Open vibze opened this issue 3 years ago • 3 comments

Firstly, thank you for making this great library. I really like the simplicity of it and how it also simplifies the service pattern with bubbling exceptions.

I have run into some head scratching today when I got private method fail called for nil:Class today.

After looking at code it appeared that service initialization in call method was failing because I have passed ActionController::Parameters instance in place of parameters. So initializer failed and there was no instance of service in rescue block.

Maybe it could be feasible to validate parameters or make some kind of universal conversion for them so it won't break on initialization.

vibze avatar Jun 09 '22 09:06 vibze

Thanks for trying this gem. Could you put some code examples here for me to test?

hoppergee avatar Jun 09 '22 14:06 hoppergee

Simplified example would be

require 'solidservice'

class UserService < SolidService::Base
  def call
    success(params[:number] + 1)
  end
end

UserService.call(1)

Which throws /var/lib/gems/2.7.0/gems/solidservice-1.0.0/lib/solidservice/base.rb:18:in rescue in call': private method fail' called for nil:NilClass (NoMethodError).

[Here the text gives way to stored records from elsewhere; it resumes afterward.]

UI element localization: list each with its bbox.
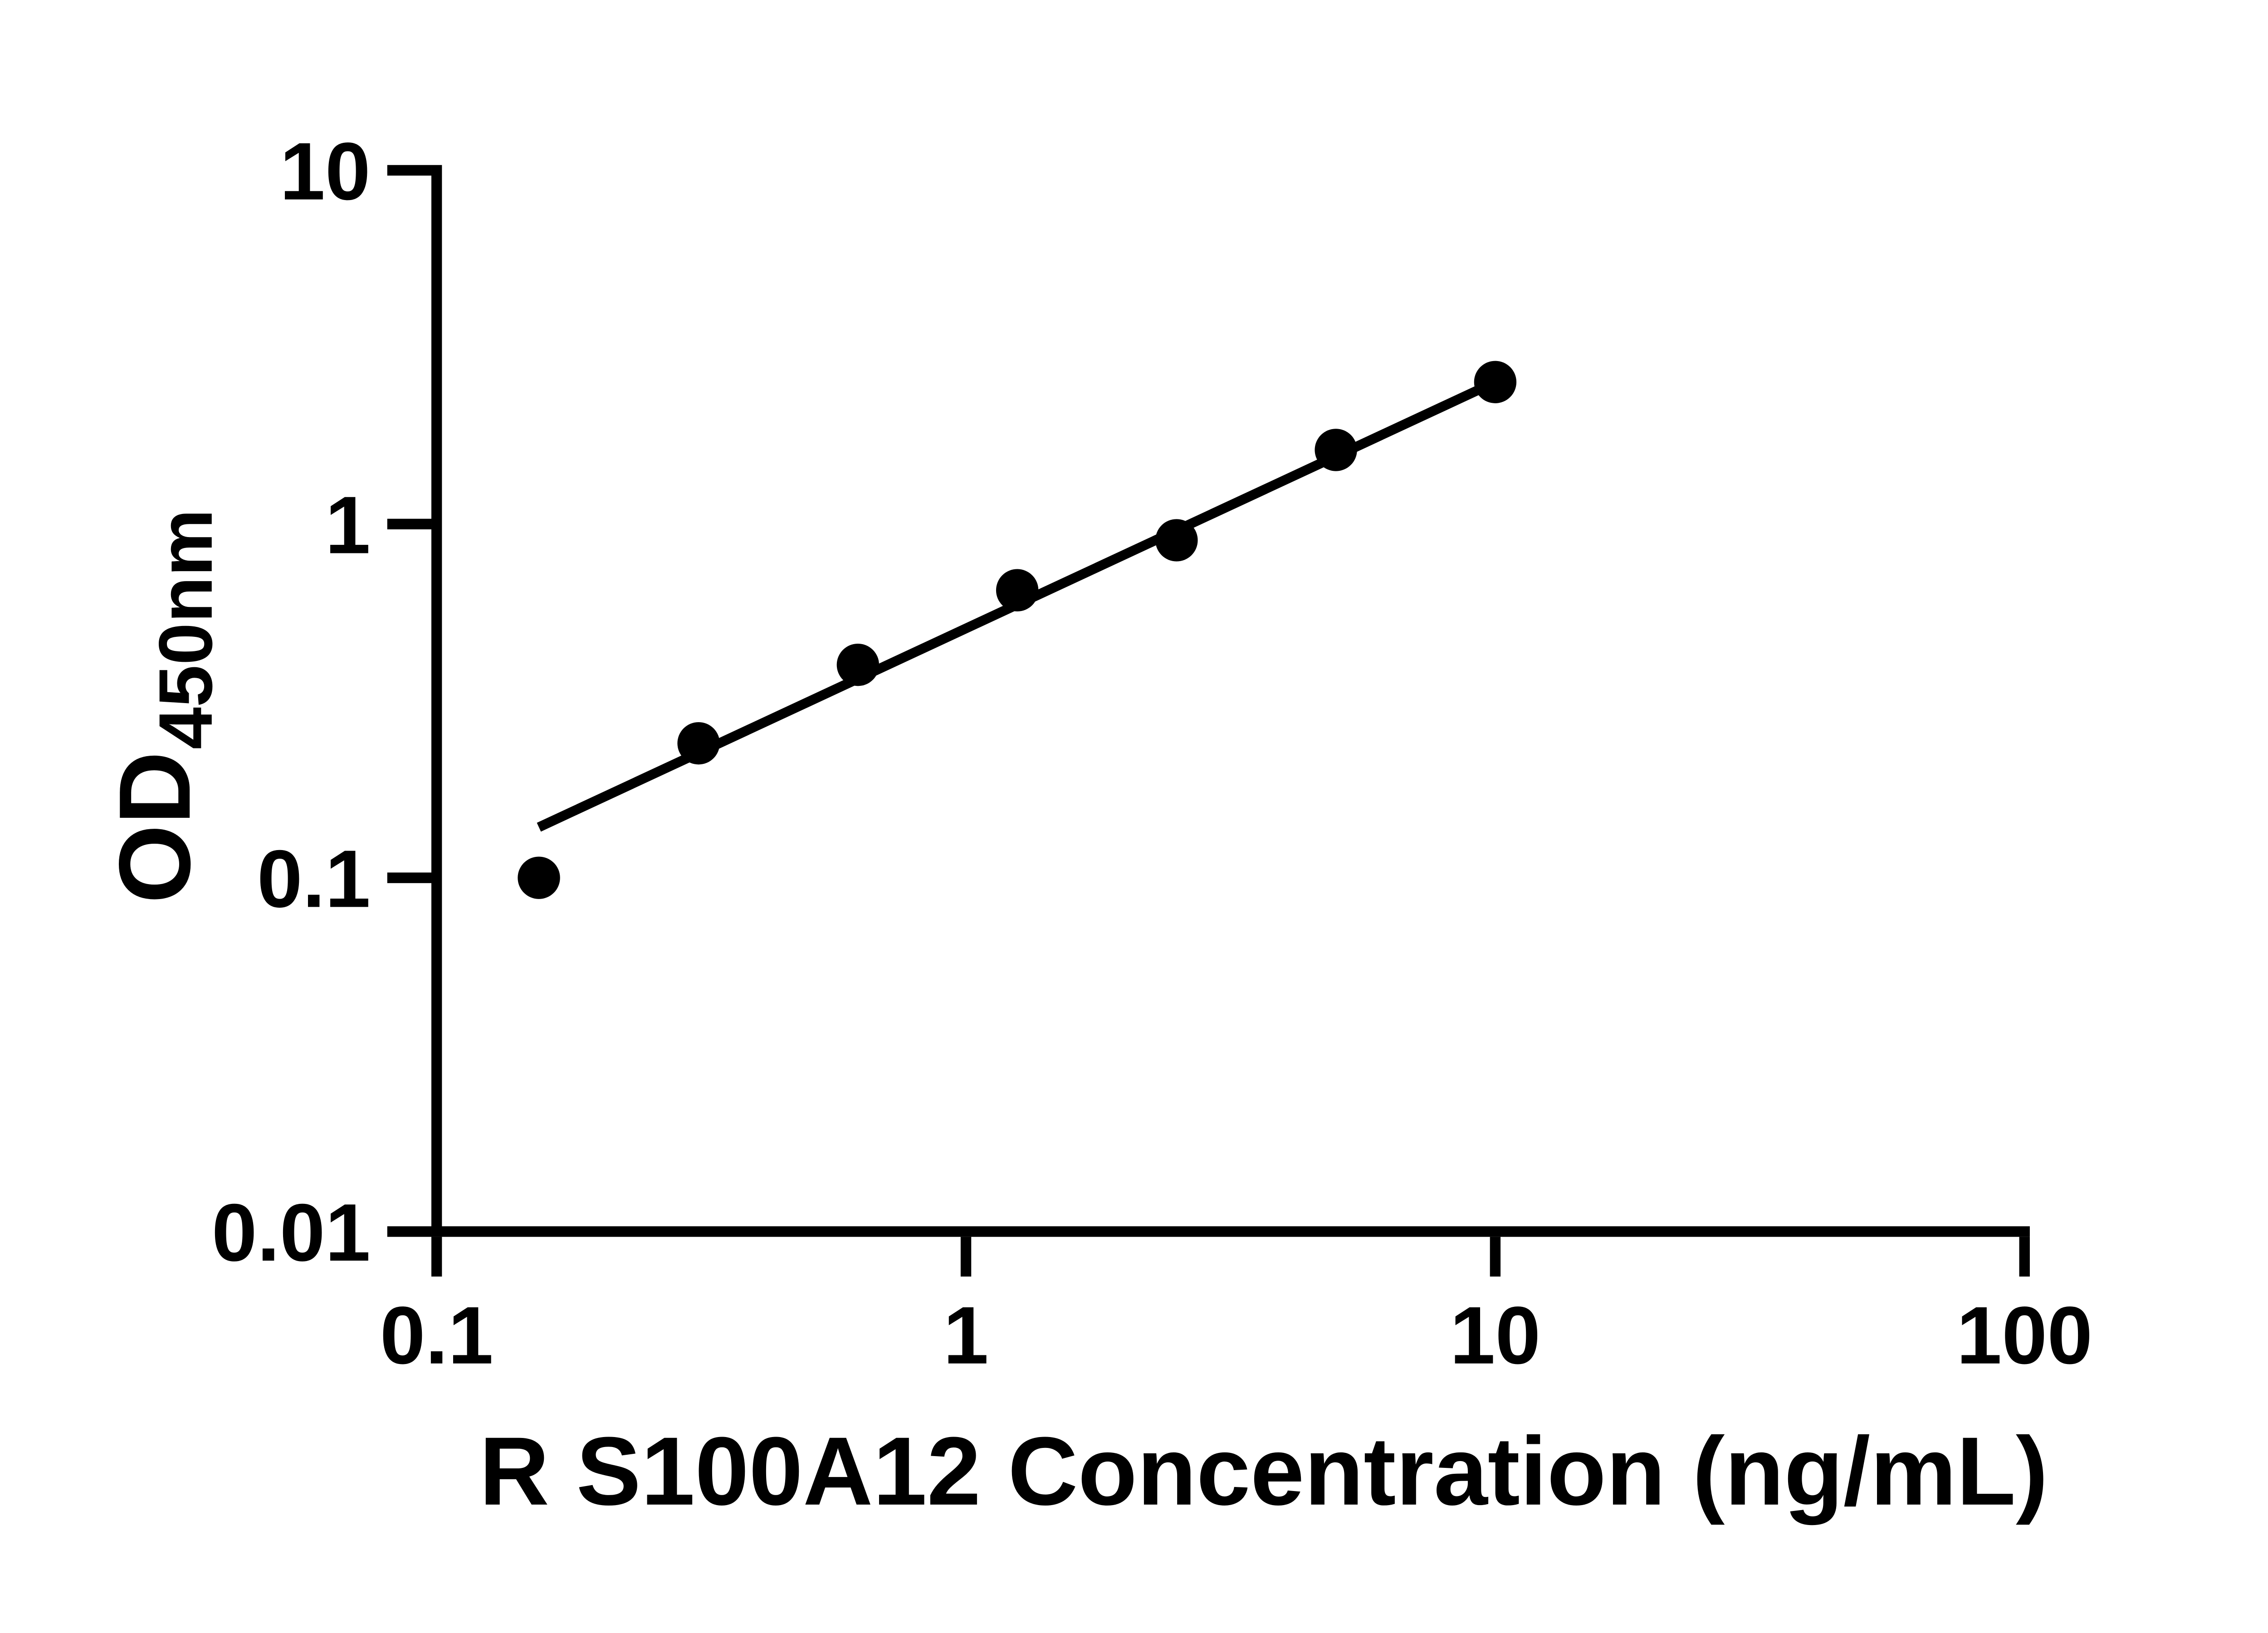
y-axis-ticks: 10 1 0.1 0.01: [212, 126, 431, 1278]
y-axis-line: [431, 165, 442, 1237]
data-point: [677, 722, 720, 765]
x-tick-mark: [431, 1237, 442, 1277]
y-axis-title-subscript: 450nm: [144, 509, 228, 749]
x-tick-label: 10: [1450, 1290, 1540, 1381]
data-points: [518, 361, 1517, 899]
y-tick-label: 0.01: [212, 1187, 371, 1278]
x-tick-mark: [1490, 1237, 1501, 1277]
y-tick-mark: [387, 518, 431, 529]
y-tick-label: 1: [325, 479, 371, 571]
x-tick-label: 100: [1956, 1290, 2092, 1381]
y-axis-title-main: OD: [98, 751, 211, 903]
x-axis-ticks: 0.1 1 10 100: [380, 1237, 2092, 1381]
data-point: [1474, 361, 1517, 403]
x-axis-line: [431, 1226, 2030, 1237]
y-tick-mark: [387, 872, 431, 883]
x-axis-title: R S100A12 Concentration (ng/mL): [479, 1417, 2048, 1525]
data-point: [518, 856, 560, 899]
x-tick-mark: [2019, 1237, 2030, 1277]
x-tick-label: 0.1: [380, 1290, 494, 1381]
y-axis-title: OD 450nm: [98, 509, 228, 904]
y-tick-mark: [387, 1226, 431, 1237]
x-tick-mark: [960, 1237, 972, 1277]
data-point: [1155, 519, 1198, 562]
y-tick-label: 0.1: [257, 833, 371, 924]
plot-axes: [431, 165, 2030, 1237]
y-tick-label: 10: [280, 126, 371, 217]
data-point: [1315, 429, 1357, 471]
data-point: [836, 643, 880, 686]
y-tick-mark: [387, 165, 431, 176]
data-point: [996, 569, 1039, 611]
x-tick-label: 1: [943, 1290, 988, 1381]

In this example it's clear that I'm passing something which I shouldn't pass. What got me confused is that doing something like this in the controller:

UserService.call(params.require(:user))

would throw the same exception and it was pretty hard to find the reason without reading the code of the gem. So a type check with descriptive error message would be nice.

I think that the exception itself happens because .with_indifferent_access is a hash method, which doesnt exist on ActionController::Parameters that is used to hold request parameters in controllers.

In order for this to work I had to do

UserService.call(params.require(:user).to_h)

which I find not too elegant

vibze avatar Jun 09 '22 19:06 vibze

I never use it this way. I would do it like this:

UserService.call(
  user_params: params.require(:user)
)

But yes, you're right. I should have provided a more reasonable error message for this circumstance. Thanks!